During the conference call that followed Q4 earnings on Wednesday, McDermott tried to reassure investors that the company’s recent M&A efforts weren’t made to latch onto lines going up in hopes of distracting from any looming deterioration in its core business:
I wanted to make it very clear to the investors, I hear you, and we did not and never have bought an asset like many others have — and I know that's probably why it's on your mind — because we needed the revenue. What we needed is the innovation and the expanded growth opportunity of a great TAM and a customer base that's waiting for us. And as it relates to future M&A, we do not have a large scale M&A on the roadmap...
So, probably it was a little bit what's going on over there at ServiceNow, and I noticed that we lost about $10 billion in market cap on that because of the worry. So now the worry is gone, you can give us back the market cap. And no, we're not going after anything large. We now have them in the family and we're going to grow them like we do everything else.
McDermott attributed the downdraft in ServiceNow to its recent acquisitiveness. And it’s true that the stock did tumble upon reports that the company was acquiring cybersecurity firm Armis (which came on the heels of its Veza acquisition), then dipped again when the deal was announced at an even higher price than previously rumored.
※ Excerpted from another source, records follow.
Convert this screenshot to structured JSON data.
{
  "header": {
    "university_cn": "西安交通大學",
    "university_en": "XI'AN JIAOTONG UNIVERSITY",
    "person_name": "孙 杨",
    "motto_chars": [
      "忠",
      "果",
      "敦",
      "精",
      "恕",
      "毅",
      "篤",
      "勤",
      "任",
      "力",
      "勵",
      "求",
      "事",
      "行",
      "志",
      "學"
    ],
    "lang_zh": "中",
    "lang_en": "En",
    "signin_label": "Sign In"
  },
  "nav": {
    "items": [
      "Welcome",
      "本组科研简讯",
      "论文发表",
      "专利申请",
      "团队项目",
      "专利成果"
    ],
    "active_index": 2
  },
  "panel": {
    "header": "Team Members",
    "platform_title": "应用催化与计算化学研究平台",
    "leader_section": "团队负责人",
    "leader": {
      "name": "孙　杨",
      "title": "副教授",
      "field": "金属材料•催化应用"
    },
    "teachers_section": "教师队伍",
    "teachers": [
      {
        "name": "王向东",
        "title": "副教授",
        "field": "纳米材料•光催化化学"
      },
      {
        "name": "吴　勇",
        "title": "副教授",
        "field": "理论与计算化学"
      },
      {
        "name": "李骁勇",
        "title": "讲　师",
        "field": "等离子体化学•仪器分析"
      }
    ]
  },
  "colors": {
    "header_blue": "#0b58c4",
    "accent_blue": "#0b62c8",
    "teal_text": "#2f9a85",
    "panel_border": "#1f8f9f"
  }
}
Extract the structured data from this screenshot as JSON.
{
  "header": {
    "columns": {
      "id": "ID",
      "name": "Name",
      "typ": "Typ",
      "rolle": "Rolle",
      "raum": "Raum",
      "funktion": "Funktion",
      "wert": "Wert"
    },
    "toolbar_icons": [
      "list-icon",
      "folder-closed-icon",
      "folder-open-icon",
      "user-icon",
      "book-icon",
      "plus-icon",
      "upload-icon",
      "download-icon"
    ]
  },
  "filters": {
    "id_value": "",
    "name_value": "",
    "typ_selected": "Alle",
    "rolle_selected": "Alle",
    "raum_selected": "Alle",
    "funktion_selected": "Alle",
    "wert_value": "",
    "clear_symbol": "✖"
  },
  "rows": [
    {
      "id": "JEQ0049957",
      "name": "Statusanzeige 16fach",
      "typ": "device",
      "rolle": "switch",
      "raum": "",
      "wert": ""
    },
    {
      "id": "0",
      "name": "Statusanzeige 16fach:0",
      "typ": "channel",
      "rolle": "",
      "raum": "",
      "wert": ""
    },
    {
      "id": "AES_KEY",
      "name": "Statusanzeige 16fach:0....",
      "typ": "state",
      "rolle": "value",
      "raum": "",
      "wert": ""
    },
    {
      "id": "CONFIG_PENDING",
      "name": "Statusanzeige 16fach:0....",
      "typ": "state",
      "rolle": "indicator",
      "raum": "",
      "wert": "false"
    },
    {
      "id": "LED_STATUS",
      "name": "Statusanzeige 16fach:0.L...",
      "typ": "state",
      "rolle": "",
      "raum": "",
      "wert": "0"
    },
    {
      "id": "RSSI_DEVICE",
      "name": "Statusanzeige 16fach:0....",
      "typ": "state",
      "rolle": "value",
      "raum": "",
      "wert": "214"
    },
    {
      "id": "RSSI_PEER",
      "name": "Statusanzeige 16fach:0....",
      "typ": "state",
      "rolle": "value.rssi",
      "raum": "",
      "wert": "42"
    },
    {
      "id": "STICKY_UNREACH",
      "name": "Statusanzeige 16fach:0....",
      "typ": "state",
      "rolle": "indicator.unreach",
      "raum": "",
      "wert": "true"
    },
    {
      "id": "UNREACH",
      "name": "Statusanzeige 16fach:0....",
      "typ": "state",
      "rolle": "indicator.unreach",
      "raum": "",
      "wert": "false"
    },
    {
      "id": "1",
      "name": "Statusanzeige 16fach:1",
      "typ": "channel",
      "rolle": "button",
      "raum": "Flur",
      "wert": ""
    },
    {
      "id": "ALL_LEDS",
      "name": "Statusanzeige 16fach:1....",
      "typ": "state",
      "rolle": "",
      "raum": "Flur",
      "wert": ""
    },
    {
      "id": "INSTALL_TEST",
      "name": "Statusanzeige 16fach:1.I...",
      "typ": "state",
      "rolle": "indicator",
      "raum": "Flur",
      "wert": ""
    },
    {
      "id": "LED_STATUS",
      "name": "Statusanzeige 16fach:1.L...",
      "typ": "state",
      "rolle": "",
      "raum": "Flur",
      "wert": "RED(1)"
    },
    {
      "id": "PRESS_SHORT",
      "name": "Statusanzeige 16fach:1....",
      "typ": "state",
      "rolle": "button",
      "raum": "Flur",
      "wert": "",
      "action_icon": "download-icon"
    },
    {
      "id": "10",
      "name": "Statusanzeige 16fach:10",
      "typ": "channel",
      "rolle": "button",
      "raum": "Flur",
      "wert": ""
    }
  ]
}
Interestingly, McDermott was actually understating the pain on the call, or at least has a very generous return policy: the stock shed nearly $21 billion in market cap on December 15, the session it got dumped amid reports around the potential Armis acquisition.
NOW has fallen more than twice as much as the iShares Expanded Tech Software ETF since December 12 through Wednesday’s close. More broadly, the software cohort has been branded with the equivalent of a scarlet letter by traders as of late, amid concerns that it’ll be disintermediated by AI tools and agents. In particular, Claude Code’s development of Cowork has been hailed as a “ChatGPT moment repeated” that threatens to disrupt large swaths of the industry.
Wedbush analyst Dan Ives removed ServiceNow from his list of top 30 AI stocks at the start of December, saying that its AI monetization has been slower than anticipated so far.
ServiceNow is lower in premarket trading despite reporting top and bottom line Q4 beats in results that were broadly applauded by the analyst community, along with better-than-expected Q1 guidance.
That’ll be even more market cap that McDermott will likely want back.